Saya amati bahwa dalam mengadopsi bahasa asing untuk bidang-bidang non-bahasa, dalam hal ini sains, setidaknya ada dua ketidaksesuaian yang diakibatkan oleh:
1. Pakar bahasa tidak memahami istilah-istilah saintifik.
2. Pakar sains tidak memperdalam bahasa.
Ada juga kerisauan saya terkait kekeliruan dalam mengadaptasi awalan "auto" menjadi "oto," karena beradu kebo (istilah zaman now untuk "bertabrakan") dengan "oto" dalam bahasa Inggris sendiri, yang bermakna "berkaitan dengan telinga," contoh: ototoxic (ototoksik, toksik terhadap telinga), otolaryngologist (spesialis telinga hidung tenggorokan/THT), dll. Adu kebo ini terjadi di antara sebuah fonem tunggal dengan fonem berganda yang dijadikan tunggal.
Jadi, menurut saya, hanya seorang bahasawan saintis atau saintis bahasawanlah yang punya kejelian untuk menyadari dan merasakan adanya kerancuan ini. Jalan keluar untuk mengatasi kerancuan ini sudah barang tentu harus menggunakan bulat-bulat awalan "auto," tanpa dikurangi sehuruf pun.
Di sinilah masuk hasil kreativitas adik-adik milenial yang membuat awalan "auto" menjadi sangat produktif dan mengoin begitu banyak kata baru, di antaranya, yang sempat menjadi viral, "auto ngakak." Saya sangat menghargai kreativitas ini, sekaligus menyarankan kepada adik-adikku ini untuk menggunakan istilah dalam bentuk yang benar (autongakak).

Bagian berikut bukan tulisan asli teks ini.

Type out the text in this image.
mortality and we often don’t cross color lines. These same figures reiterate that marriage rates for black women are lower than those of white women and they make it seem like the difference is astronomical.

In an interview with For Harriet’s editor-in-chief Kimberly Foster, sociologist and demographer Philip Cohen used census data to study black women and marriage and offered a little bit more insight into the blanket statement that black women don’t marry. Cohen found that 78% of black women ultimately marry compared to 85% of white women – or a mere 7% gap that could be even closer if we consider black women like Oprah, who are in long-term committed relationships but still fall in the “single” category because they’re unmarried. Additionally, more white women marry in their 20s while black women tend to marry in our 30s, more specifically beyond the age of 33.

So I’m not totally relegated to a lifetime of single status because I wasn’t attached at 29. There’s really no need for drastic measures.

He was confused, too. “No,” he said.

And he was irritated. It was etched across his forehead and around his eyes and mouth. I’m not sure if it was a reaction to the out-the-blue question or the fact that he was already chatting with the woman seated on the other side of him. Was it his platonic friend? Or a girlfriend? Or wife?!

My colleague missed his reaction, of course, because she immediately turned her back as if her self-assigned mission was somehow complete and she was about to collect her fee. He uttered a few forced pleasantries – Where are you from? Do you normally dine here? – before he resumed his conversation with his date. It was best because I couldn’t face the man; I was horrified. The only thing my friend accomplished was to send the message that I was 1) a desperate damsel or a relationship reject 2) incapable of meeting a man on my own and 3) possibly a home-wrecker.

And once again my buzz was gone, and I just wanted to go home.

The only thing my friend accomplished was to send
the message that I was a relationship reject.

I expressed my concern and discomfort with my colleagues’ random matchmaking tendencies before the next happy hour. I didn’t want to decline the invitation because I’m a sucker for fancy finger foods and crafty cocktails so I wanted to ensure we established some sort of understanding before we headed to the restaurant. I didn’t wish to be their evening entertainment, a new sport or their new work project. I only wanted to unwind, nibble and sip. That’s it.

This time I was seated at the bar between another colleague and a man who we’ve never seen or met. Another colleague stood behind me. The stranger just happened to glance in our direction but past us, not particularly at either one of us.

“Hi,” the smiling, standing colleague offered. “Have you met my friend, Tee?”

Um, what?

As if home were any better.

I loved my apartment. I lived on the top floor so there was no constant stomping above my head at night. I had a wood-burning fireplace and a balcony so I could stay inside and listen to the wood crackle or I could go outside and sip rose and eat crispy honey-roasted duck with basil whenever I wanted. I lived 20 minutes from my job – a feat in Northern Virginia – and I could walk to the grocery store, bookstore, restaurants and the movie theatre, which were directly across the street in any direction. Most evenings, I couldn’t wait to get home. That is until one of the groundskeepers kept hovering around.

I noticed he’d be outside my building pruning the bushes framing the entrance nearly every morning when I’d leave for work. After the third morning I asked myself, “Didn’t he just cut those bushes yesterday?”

Saya sudah berusaha keras untuk seakurat dan sepresisi mungkin dalam menuliskan surat ini, namun saya yakin masih ada kekurangannya, sekecil apa pun itu. Tak ada gading yang tak retak.
Seperti diuraikan di atas, zaman sudah banyak berubah dan saya tidak bisa menghindarkan diri dari penggunaan bahasa kolokuial, bahkan vernakular, dalam tulisan saya ini.
Sebagai penutup, saya menampilkan ucapan dari guru matematika SMP saya, almarhumah Bu Fatima (dalam bahasa Tanjungbalai Asahan):
Bumi baputar
Musim baganti
Zaman beredar
Tembusan:
1. Yth. Ibunda R.A. Kartini.
2. Atokanda Mr. Yap Chenghuat.
3. Omanda Anton Moeliono, et.al.
4. Sahabatanda Syamsul Rizal (Tok Laut).
5. Putrinda Putri Natalia Japardi, apple of daddy's eye.